Morsi has also armed himself with key Salafist figures, such as Sheikh Mohamed Abdel Maksoud and Sheikh Fawzy Said, who now accompany him on his tour and sometimes even hold independent press conferences to garner support for him.
However, despite that, experts believe that the presence of three Islamist candidates, Aboul Fotouh, Mohamed Selim El-Awa and Morsi, will split the vote, especially in the first round of the elections.
“There is a lot of division among the Salafists and among the Brotherhood youth themselves who may prefer Aboul-Fotouh,” says Abdel Fattah.
However, one factor in his favour is that he has the mighty and organised Brotherhood behind him. The group is by far the most powerful political force in Egypt after the revolution and has a 80-year history behind them.
“They have amazing organisational skills.
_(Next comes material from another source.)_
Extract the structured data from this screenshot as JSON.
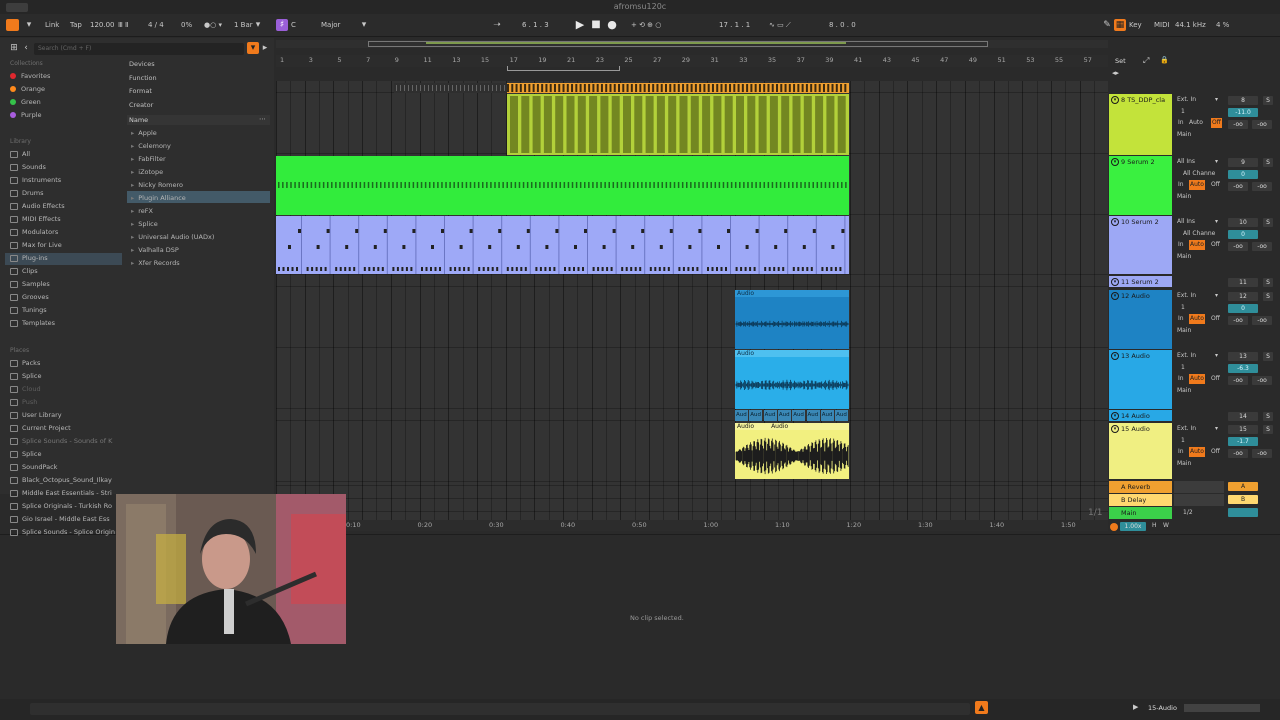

They know how to mobilise crowds and convince them to vote,” says Abdel Fattah.
Political analyst Diaa Rashwan agrees. “[Morsi's] chances are much higher than the other candidates because he has the Brotherhood machine behind him,” explains Rashwan. “We have 55,000 polling stations and they need help getting people to the stations among other things. The Brotherhood has the logistics to deal with this. In fact, Morsi is the only candidate who has that advantage and it gives him an edge over the others."
Rashwan also points out that to this point about 25 per cent of Egyptian voters have still not decided on which candidate to vote for, and the Muslim Brotherhood will do its utmost to win these votes.
Add to that, says Abdel Fattah, that the Brotherhood has the money needed to spend on an expensive presidential campaign, which is produced by the multitude of businessmen in the group, including El-Shater who is a multi-millionaire.
“It’s obvious that a lot of money was poured into this intensive campaign,” says Abdel Fattah.
Indeed, the Brotherhood did not spare expenses or efforts for Morsi’s gigantic campaign. Abdel Aty says that most of the registered 300,000 members of the FJP — as well as the unregistered members — have been working 12 hours a day, seven days a week on the campaign.
Additionally, Abdel Aty points out, Morsi has also been holding private talks with different factions of society, including businessmen at the US and Canadian chambers of commerce, Islamic preachers and scholars, villagers, Nubians, workers and tribal leaders to win their votes.
And as Morsi’s campaign continues its frenzied run, Brotherhood members remain confident that Morsi has more chance to win than any other candidate.
“What makes Morsi unique is that we handpicked him for this role,” says Hassan. “This is different from the other candidates, like El-Awa and Aboul-Fotouh, who are forcing themselves on the people.”